Am 17.05.2016 um 13:08 schrieb daurnimator notifications@github.com:

Why shouldn't it always be binary?

In many cases, binary data can actually be larger, I think.

E.g. numbers with less digits than 8, small strings etc.

I first want to see some figures to see if binary results are actually significantly faster before hacking that up.

And then, execParams() would beed a change that is incompatible with previous versions if we had to support a „binary results“ flag. I’d rather avoid that, if possible.

yurevich1 commented 8 years ago

This simple benchmark

require ('tools') -- for my epochtime() milliseconds C-function
local DELAY_RISE = 60000
local DELAY_TEST = 1000
local pgsql = require ('pgsql')
local conn = pgsql.connectdb('user=muser password=pwd dbname = dbtest')
if conn:status() == pgsql.CONNECTION_OK then
    print('connection is ok')
else
    print('connection is not ok')
    print(conn:errorMessage())
end
local MAX = 10000
--CREATE TABLE dates(id bigserial NOT NULL, d1 bigint, d2 bigint, sign int);
local sql = string.format("SELECT d1 FROM dates LIMIT 1000")
local t0 = epochtime()
local res = conn:exec(sql)
local t0_0 = epochtime()
local nfields = res:nfields()
local nrows = res:ntuples()
for n=1, MAX do
    for j=1, nrows do
        for i=1, nfields do
            local val = res:getvalue(j,i)
        end
    end
end
local t1 = epochtime()
print("TEXT RESULTS ", (t1 - t0_0))

res:__gc()

local t2 = epochtime()
local resb = conn:exec_binary(sql);
local t2_t = epochtime()
local nfieldsb = resb:nfields()
local nrowsb = resb:ntuples()
for n=1, MAX do
    for j=1, nrowsb do
        for i=1, nfieldsb do
            local val = resb:getvalue_binary(j,i)
        end
    end
end
local t3 = epochtime()
print("BINARY RESULTS ", (t3 - t2_t))
resb:__gc()

local t0_s = epochtime()
for n=1, MAX do
    local res = conn:exec(sql)
    res:__gc()
end
local t1_s = epochtime()
print("TEXT REQUEST ", (t1_s - t0_s))

local t2_s = epochtime()
for n=1, MAX do
    local resb_s = conn:exec_binary(sql);
    resb_s:__gc()
end
local t3_s = epochtime()
print("BINARY REQUEST ", (t3_s - t2_s))

Gives results in milliseconds. The lesser the better:

TEXT RESULTS    1710
BINARY RESULTS  1391
TEXT REQUEST    4164
BINARY REQUEST  4064

That is, binary is 20% faster while data retrieving and no difference between text and binary request.

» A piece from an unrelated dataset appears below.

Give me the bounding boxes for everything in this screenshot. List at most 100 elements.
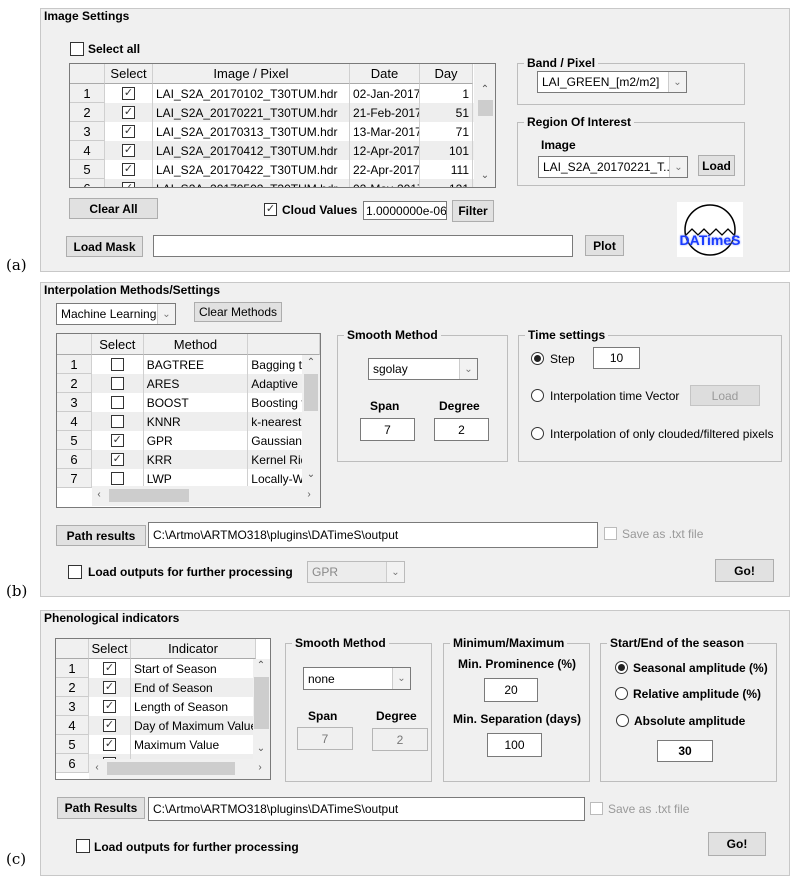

mbalmer commented 7 years ago

Maybe we need a control function on the connection object, e.g. conn:requestBinaryResults(boolean)?

yurevich1 commented 7 years ago

@mbalmer , may be. Imho, this is just a codding style. But I think that easy-to-read code is a code where a programmer directly calls a function names 'ShowMeBinaryResults' rather than previously set up option 'binary'.

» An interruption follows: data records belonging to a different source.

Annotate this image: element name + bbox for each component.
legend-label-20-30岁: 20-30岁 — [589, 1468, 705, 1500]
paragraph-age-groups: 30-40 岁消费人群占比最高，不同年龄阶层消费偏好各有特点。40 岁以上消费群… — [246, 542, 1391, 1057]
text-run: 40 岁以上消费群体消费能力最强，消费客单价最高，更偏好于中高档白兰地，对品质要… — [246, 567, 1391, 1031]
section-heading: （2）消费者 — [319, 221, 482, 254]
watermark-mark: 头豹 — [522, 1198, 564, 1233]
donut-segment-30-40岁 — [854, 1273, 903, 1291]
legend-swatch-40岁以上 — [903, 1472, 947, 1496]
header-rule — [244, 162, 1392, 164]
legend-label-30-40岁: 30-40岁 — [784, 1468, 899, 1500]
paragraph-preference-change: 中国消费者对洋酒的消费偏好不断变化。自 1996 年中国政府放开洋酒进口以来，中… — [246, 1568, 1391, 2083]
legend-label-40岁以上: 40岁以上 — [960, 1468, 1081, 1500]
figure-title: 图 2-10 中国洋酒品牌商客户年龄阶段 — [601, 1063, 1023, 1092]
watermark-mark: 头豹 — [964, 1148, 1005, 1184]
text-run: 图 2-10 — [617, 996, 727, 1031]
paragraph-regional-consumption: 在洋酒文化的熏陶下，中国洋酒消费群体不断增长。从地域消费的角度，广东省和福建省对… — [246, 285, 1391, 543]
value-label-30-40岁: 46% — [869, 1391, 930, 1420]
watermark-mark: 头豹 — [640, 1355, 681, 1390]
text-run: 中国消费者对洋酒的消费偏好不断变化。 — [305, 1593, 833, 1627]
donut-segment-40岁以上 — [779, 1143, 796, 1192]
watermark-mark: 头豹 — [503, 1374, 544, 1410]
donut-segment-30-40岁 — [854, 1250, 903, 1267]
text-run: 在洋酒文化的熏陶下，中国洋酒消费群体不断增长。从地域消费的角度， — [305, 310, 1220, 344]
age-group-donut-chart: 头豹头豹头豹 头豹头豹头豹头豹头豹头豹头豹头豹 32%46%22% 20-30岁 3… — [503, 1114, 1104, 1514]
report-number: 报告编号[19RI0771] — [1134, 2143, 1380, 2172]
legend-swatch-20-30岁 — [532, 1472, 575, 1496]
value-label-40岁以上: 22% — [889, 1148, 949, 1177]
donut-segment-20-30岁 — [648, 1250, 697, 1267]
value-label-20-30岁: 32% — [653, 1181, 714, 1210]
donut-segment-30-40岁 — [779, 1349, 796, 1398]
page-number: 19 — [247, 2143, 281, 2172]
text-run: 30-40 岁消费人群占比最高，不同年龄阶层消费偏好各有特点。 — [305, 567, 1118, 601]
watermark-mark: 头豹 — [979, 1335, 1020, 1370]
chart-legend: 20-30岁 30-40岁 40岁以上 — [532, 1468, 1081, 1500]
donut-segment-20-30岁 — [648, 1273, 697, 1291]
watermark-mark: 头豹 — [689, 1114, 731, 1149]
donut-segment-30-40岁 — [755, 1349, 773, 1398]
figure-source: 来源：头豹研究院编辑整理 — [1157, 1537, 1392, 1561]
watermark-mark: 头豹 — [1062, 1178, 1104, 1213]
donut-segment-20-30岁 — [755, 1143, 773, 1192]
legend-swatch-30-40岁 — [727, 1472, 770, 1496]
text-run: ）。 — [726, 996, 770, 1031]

mbalmer commented 7 years ago

I discussed this on IRC with @daurnimator, we bot think the best solution is to keep the current function signature, but slightly extend it:

The arguments to execParams and friends are normall the SQL statetement followed by the parameters. If we extend that so that the parameters can be passed as a table, then a after that table a boolean can passed as third argument, indicating binary or text.

res = db:execParams('select ... $1 ..., $2 ...', a, b)

or then new form

res = db:execParams('select ... $1 ..., $2 ...', {a, b}) -- default to text

then request binary results:

res = db:execParams('select ... $1 ..., $2 ...', {a, b}, true)

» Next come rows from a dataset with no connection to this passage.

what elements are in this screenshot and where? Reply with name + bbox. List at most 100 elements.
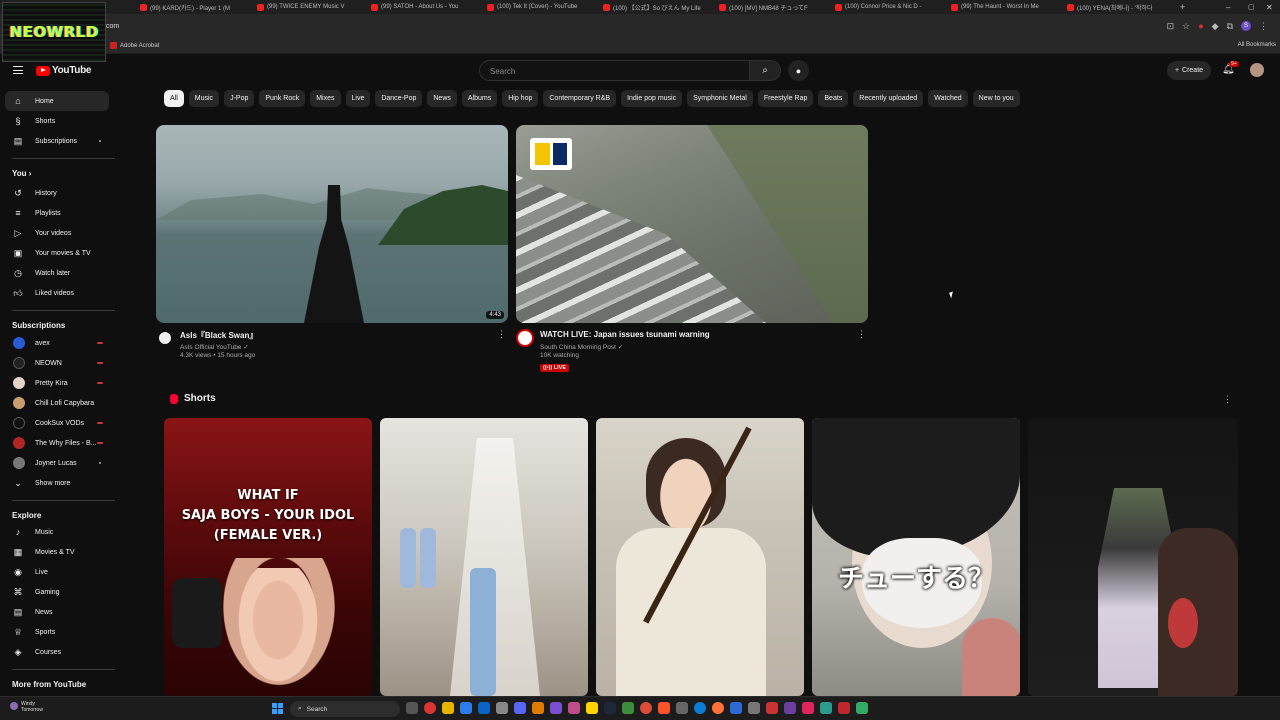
- menu-icon[interactable]: [13, 66, 23, 74]
- sidebar-subscription[interactable]: Pretty Kira: [5, 373, 109, 393]
- app-icon[interactable]: [730, 702, 742, 714]
- maximize-button[interactable]: ▢: [1248, 2, 1258, 12]
- short-card[interactable]: WHAT IF SAJA BOYS - YOUR IDOL (FEMALE VE…: [164, 418, 372, 696]
- more-options-icon[interactable]: ⋮: [857, 329, 866, 340]
- app-icon[interactable]: [532, 702, 544, 714]
- chip[interactable]: Freestyle Rap: [757, 90, 814, 107]
- sidebar-item-your-videos[interactable]: ▷ Your videos: [5, 223, 109, 243]
- create-button[interactable]: + Create: [1167, 61, 1211, 80]
- bookmark-star-icon[interactable]: ☆: [1182, 21, 1190, 32]
- task-view-icon[interactable]: [406, 702, 418, 714]
- chip[interactable]: J-Pop: [224, 90, 255, 107]
- app-icon[interactable]: [748, 702, 760, 714]
- more-options-icon[interactable]: ⋮: [1223, 394, 1232, 405]
- sidebar-item-sports[interactable]: ♕ Sports: [5, 622, 109, 642]
- browser-tab[interactable]: (99) SATOH - About Us - You: [371, 2, 483, 12]
- new-tab-button[interactable]: +: [1180, 2, 1190, 12]
- chrome-icon[interactable]: [640, 702, 652, 714]
- weather-widget[interactable]: Windy Tomorrow: [10, 701, 43, 713]
- app-icon[interactable]: [496, 702, 508, 714]
- menu-icon[interactable]: ⋮: [1259, 21, 1268, 32]
- sidebar-item-subscriptions[interactable]: ▤ Subscriptions: [5, 131, 109, 151]
- sidebar-item-movies[interactable]: ▦ Movies & TV: [5, 542, 109, 562]
- chip[interactable]: Hip hop: [502, 90, 539, 107]
- browser-tab[interactable]: (100) [MV] NMB48 チュってF: [719, 2, 831, 12]
- chip[interactable]: Punk Rock: [259, 90, 306, 107]
- url-field[interactable]: com: [106, 23, 119, 30]
- app-icon[interactable]: [784, 702, 796, 714]
- chip[interactable]: Watched: [928, 90, 968, 107]
- browser-tab[interactable]: (99) The Haunt - Worst In Me: [951, 2, 1063, 12]
- short-card[interactable]: [380, 418, 588, 696]
- browser-tab[interactable]: (100) YENA(최예나) - '착하다: [1067, 2, 1173, 12]
- app-icon[interactable]: [838, 702, 850, 714]
- app-icon[interactable]: [424, 702, 436, 714]
- file-explorer-icon[interactable]: [442, 702, 454, 714]
- browser-tab[interactable]: (99) TWICE ENEMY Music V: [257, 2, 369, 12]
- browser-tab[interactable]: (100) Tek It (Cover) - YouTube: [487, 2, 599, 12]
- profile-avatar[interactable]: S: [1241, 21, 1251, 31]
- sidebar-subscription[interactable]: NEOWN: [5, 353, 109, 373]
- app-icon[interactable]: [586, 702, 598, 714]
- sidebar-item-shorts[interactable]: § Shorts: [5, 111, 109, 131]
- chip[interactable]: News: [427, 90, 457, 107]
- chip[interactable]: Albums: [461, 90, 498, 107]
- sidebar-item-courses[interactable]: ◈ Courses: [5, 642, 109, 662]
- app-icon[interactable]: [856, 702, 868, 714]
- taskbar-search[interactable]: ⌕ Search: [290, 701, 400, 717]
- extension-icon[interactable]: ●: [1198, 21, 1203, 32]
- short-card[interactable]: [596, 418, 804, 696]
- search-button[interactable]: ⌕: [749, 60, 781, 81]
- extension-icon[interactable]: ◆: [1212, 21, 1219, 32]
- app-icon[interactable]: [550, 702, 562, 714]
- firefox-icon[interactable]: [712, 702, 724, 714]
- chip[interactable]: Indie pop music: [621, 90, 683, 107]
- chip[interactable]: Live: [345, 90, 371, 107]
- channel-name[interactable]: South China Morning Post ✓: [540, 343, 623, 351]
- sidebar-item-gaming[interactable]: ⌘ Gaming: [5, 582, 109, 602]
- start-button[interactable]: [272, 703, 283, 714]
- chip[interactable]: Music: [188, 90, 220, 107]
- short-card[interactable]: [1028, 418, 1238, 696]
- sidebar-item-music[interactable]: ♪ Music: [5, 522, 109, 542]
- edge-icon[interactable]: [694, 702, 706, 714]
- sidebar-item-news[interactable]: ▤ News: [5, 602, 109, 622]
- channel-name[interactable]: AsIs Official YouTube ✓: [180, 343, 249, 351]
- sidebar-subscription[interactable]: Joyner Lucas: [5, 453, 109, 473]
- video-thumbnail[interactable]: 4:43: [156, 125, 508, 323]
- app-icon[interactable]: [676, 702, 688, 714]
- channel-avatar[interactable]: [516, 329, 534, 347]
- sidebar-item-history[interactable]: ↺ History: [5, 183, 109, 203]
- puzzle-icon[interactable]: ⧉: [1227, 21, 1233, 32]
- video-title[interactable]: AsIs『Black Swan』: [180, 330, 257, 341]
- minimize-button[interactable]: –: [1226, 2, 1236, 12]
- sidebar-subscription[interactable]: avex: [5, 333, 109, 353]
- sidebar-subscription[interactable]: Chill Lofi Capybara: [5, 393, 109, 413]
- sidebar-you-header[interactable]: You ›: [12, 169, 31, 178]
- chip[interactable]: Beats: [818, 90, 849, 107]
- more-options-icon[interactable]: ⋮: [497, 329, 506, 340]
- sidebar-item-home[interactable]: ⌂ Home: [5, 91, 109, 111]
- bookmark-item[interactable]: Adobe Acrobat: [110, 42, 159, 49]
- search-input[interactable]: Search: [479, 60, 750, 81]
- video-title[interactable]: WATCH LIVE: Japan issues tsunami warning: [540, 330, 710, 339]
- sidebar-item-watch-later[interactable]: ◷ Watch later: [5, 263, 109, 283]
- close-window-button[interactable]: ✕: [1266, 2, 1276, 12]
- steam-icon[interactable]: [604, 702, 616, 714]
- video-thumbnail[interactable]: [516, 125, 868, 323]
- sidebar-item-live[interactable]: ◉ Live: [5, 562, 109, 582]
- chip[interactable]: Dance-Pop: [375, 90, 423, 107]
- short-card[interactable]: チューする？: [812, 418, 1020, 696]
- chip[interactable]: New to you: [972, 90, 1020, 107]
- app-icon[interactable]: [622, 702, 634, 714]
- browser-tab[interactable]: (99) KARD(카드) - Player 1 (M: [140, 2, 252, 12]
- sidebar-subscription[interactable]: CookSux VODs: [5, 413, 109, 433]
- sidebar-item-movies-tv[interactable]: ▣ Your movies & TV: [5, 243, 109, 263]
- browser-tab[interactable]: (100) Connor Price & Nic D -: [835, 2, 947, 12]
- install-icon[interactable]: ⊡: [1167, 21, 1175, 32]
- channel-avatar[interactable]: [156, 329, 174, 347]
- chip[interactable]: Mixes: [310, 90, 341, 107]
- outlook-icon[interactable]: [478, 702, 490, 714]
- app-icon[interactable]: [820, 702, 832, 714]
- voice-search-button[interactable]: ●: [788, 60, 809, 81]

daurnimator commented 7 years ago

I'm not so sure any more.... I'm now thinking some sort of 'switch' is in order. e.g.

-- by default it returns text for compat
db:returnStyle("text")
db:returnStyle("binary") -- now always returns binary
db:returnStyle("arg") -- now 3rd arg of execParams is "text" vs "binary"
db:returnStyle(nil) -- set back to default
mbalmer commented 7 years ago

and yes, I think the binary indication should be part of the command execution functions, not a switch. and the way I proposed (table plus boolean) is easy to implement and remains compatible with the current API.